One of the goals of causal inference is to generalize from past experiments and observational data to novel conditions. While it is in principle possible to eventually learn a mapping from a novel experimental condition to an outcome of interest, provided a sufficient variety of experiments is available in the training data, coping with a large combinatorial space of possible interventions is hard. Under a typical sparse experimental design, this mapping is ill-posed without relying on heavy regularization or prior distributions. Such assumptions may or may not be reliable, and can be hard to defend or test. In this paper, we take a close look at how to warrant a leap from past experiments to novel conditions based on minimal assumptions about the factorization of the distribution of the manipulated system, communicated in the well-understood language of factor graph models. A postulated $\textit{interventional factor model}$ (IFM) may not always be informative, but it conveniently abstracts away a need for explicitly modeling unmeasured confounding and feedback mechanisms, leading to directly testable claims. Given an IFM and datasets from a collection of experimental regimes, we derive conditions for identifiability of the expected outcomes of new regimes never observed in these training data. We implement our framework using several efficient algorithms, and apply them on a range of semi-synthetic experiments.

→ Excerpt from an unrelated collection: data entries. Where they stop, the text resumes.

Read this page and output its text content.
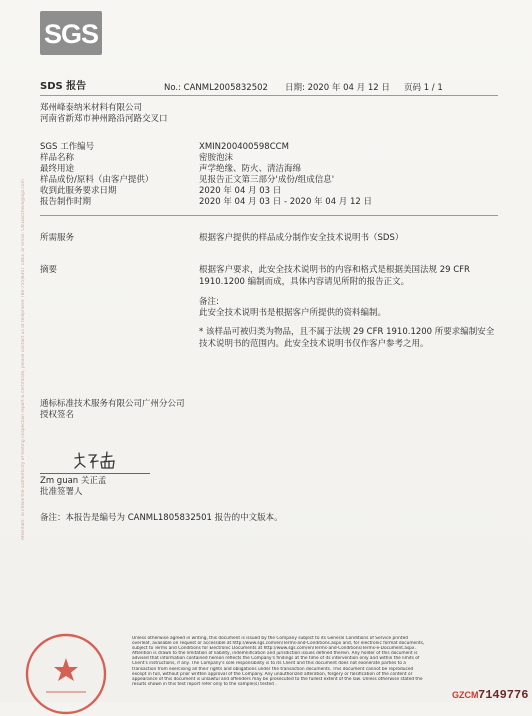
SGS
SDS 报告	No.: CANML2005832502 日期: 2020 年 04 月 12 日 页码 1 / 1
郑州峰泰纳米材料有限公司
河南省新郑市神州路沿河路交叉口
SGS 工作编号	XMIN200400598CCM
样品名称	密胺泡沫
最终用途	声学绝缘、防火、清洁海绵
样品成份/原料（由客户提供）	见报告正文第三部分'成份/组成信息'
收到此服务要求日期	2020 年 04 月 03 日
报告制作时期	2020 年 04 月 03 日 - 2020 年 04 月 12 日
所需服务	根据客户提供的样品成分制作安全技术说明书（SDS）
摘要	根据客户要求，此安全技术说明书的内容和格式是根据美国法规 29 CFR
1910.1200 编制而成，具体内容请见所附的报告正文。
备注:
此安全技术说明书是根据客户所提供的资料编制。
* 该样品可被归类为物品，且不属于法规 29 CFR 1910.1200 所要求编制安全
技术说明书的范围内。此安全技术说明书仅作客户参考之用。
通标标准技术服务有限公司广州分公司
授权签名
Zm guan 关正孟
批准签署人
备注：本报告是编号为 CANML1805832501 报告的中文版本。
Attention: To check the authenticity of testing /inspection report & certificate, please contact us at telephone: (86-755)8307 1443, or email: CN.Doccheck@sgs.com
Unless otherwise agreed in writing, this document is issued by the Company subject to its General Conditions of Service printed
overleaf, available on request or accessible at http://www.sgs.com/en/Terms-and-Conditions.aspx and, for electronic format documents,
subject to Terms and Conditions for Electronic Documents at http://www.sgs.com/en/Terms-and-Conditions/Terms-e-Document.aspx.
Attention is drawn to the limitation of liability, indemnification and jurisdiction issues defined therein. Any holder of this document is
advised that information contained hereon reflects the Company's findings at the time of its intervention only and within the limits of
Client's instructions, if any. The Company's sole responsibility is to its Client and this document does not exonerate parties to a
transaction from exercising all their rights and obligations under the transaction documents. This document cannot be reproduced
except in full, without prior written approval of the Company. Any unauthorized alteration, forgery or falsification of the content or
appearance of this document is unlawful and offenders may be prosecuted to the fullest extent of the law. Unless otherwise stated the
results shown in this test report refer only to the sample(s) tested .
GZCM 7149776
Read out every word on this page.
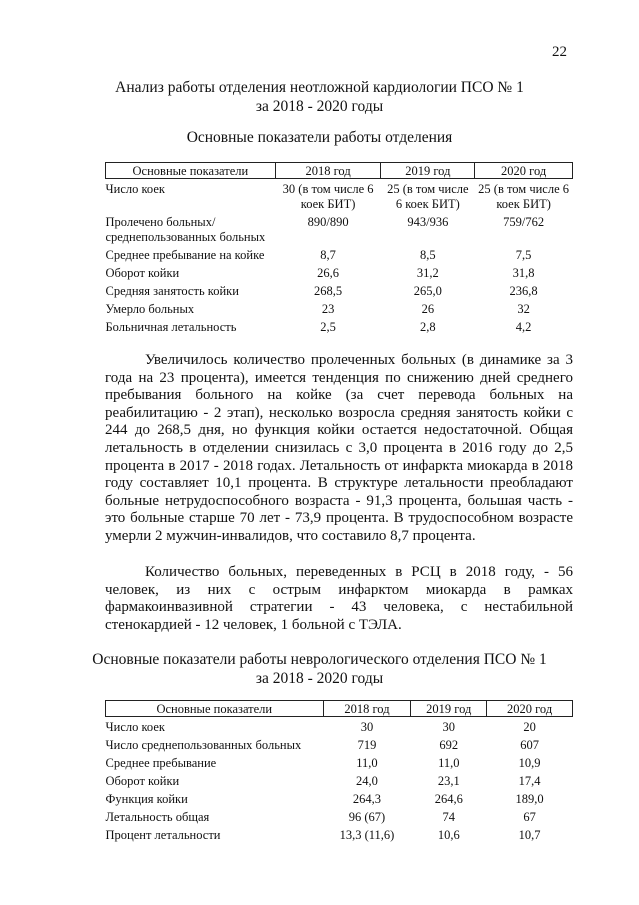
22
Анализ работы отделения неотложной кардиологии ПСО № 1
за 2018 - 2020 годы
Основные показатели работы отделения
Основные показатели	2018 год	2019 год	2020 год
Число коек	30 (в том числе 6 коек БИТ)	25 (в том числе 6 коек БИТ)	25 (в том числе 6 коек БИТ)
Пролечено больных/ среднепользованных больных	890/890	943/936	759/762
Среднее пребывание на койке	8,7	8,5	7,5
Оборот койки	26,6	31,2	31,8
Средняя занятость койки	268,5	265,0	236,8
Умерло больных	23	26	32
Больничная летальность	2,5	2,8	4,2

Увеличилось количество пролеченных больных (в динамике за 3 года на 23 процента), имеется тенденция по снижению дней среднего пребывания больного на койке (за счет перевода больных на реабилитацию - 2 этап), несколько возросла средняя занятость койки с 244 до 268,5 дня, но функция койки остается недостаточной. Общая летальность в отделении снизилась с 3,0 процента в 2016 году до 2,5 процента в 2017 - 2018 годах. Летальность от инфаркта миокарда в 2018 году составляет 10,1 процента. В структуре летальности преобладают больные нетрудоспособного возраста - 91,3 процента, большая часть - это больные старше 70 лет - 73,9 процента. В трудоспособном возрасте умерли 2 мужчин-инвалидов, что составило 8,7 процента.

Количество больных, переведенных в РСЦ в 2018 году, - 56 человек, из них с острым инфарктом миокарда в рамках фармакоинвазивной стратегии - 43 человека, с нестабильной стенокардией - 12 человек, 1 больной с ТЭЛА.

Основные показатели работы неврологического отделения ПСО № 1
за 2018 - 2020 годы
Основные показатели	2018 год	2019 год	2020 год
Число коек	30	30	20
Число среднепользованных больных	719	692	607
Среднее пребывание	11,0	11,0	10,9
Оборот койки	24,0	23,1	17,4
Функция койки	264,3	264,6	189,0
Летальность общая	96 (67)	74	67
Процент летальности	13,3 (11,6)	10,6	10,7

翻译：因果推断的目标之一是从过去的实验和观测数据泛化至新条件。原则上，若能提供足够多样的实验训练数据，最终可以学习从新实验条件到目标结果的映射，但应对干预可能出现的庞大组合空间十分困难。在典型的稀疏实验设计下，若不依赖强正则化或先验分布，该映射是一个病态问题。此类假设的可靠性不确定，且难以论证或检验。本文基于对受操纵系统分布因子分解的最小假设（以因子图模型这一成熟语言表达），深入探讨如何从过去实验跃迁至新条件。所提出的"干预因子模型"（IFM）虽未必总具信息量，但能巧妙抽象掉对未测量混杂因素和反馈机制的显式建模需求，从而得出可直接检验的主张。给定一个IFM和来自多组实验机制的观测数据集，我们推导出训练数据中从未出现的新机制下期望结果的可识别条件。我们采用多种高效算法实现该框架，并将其应用于一系列半合成实验。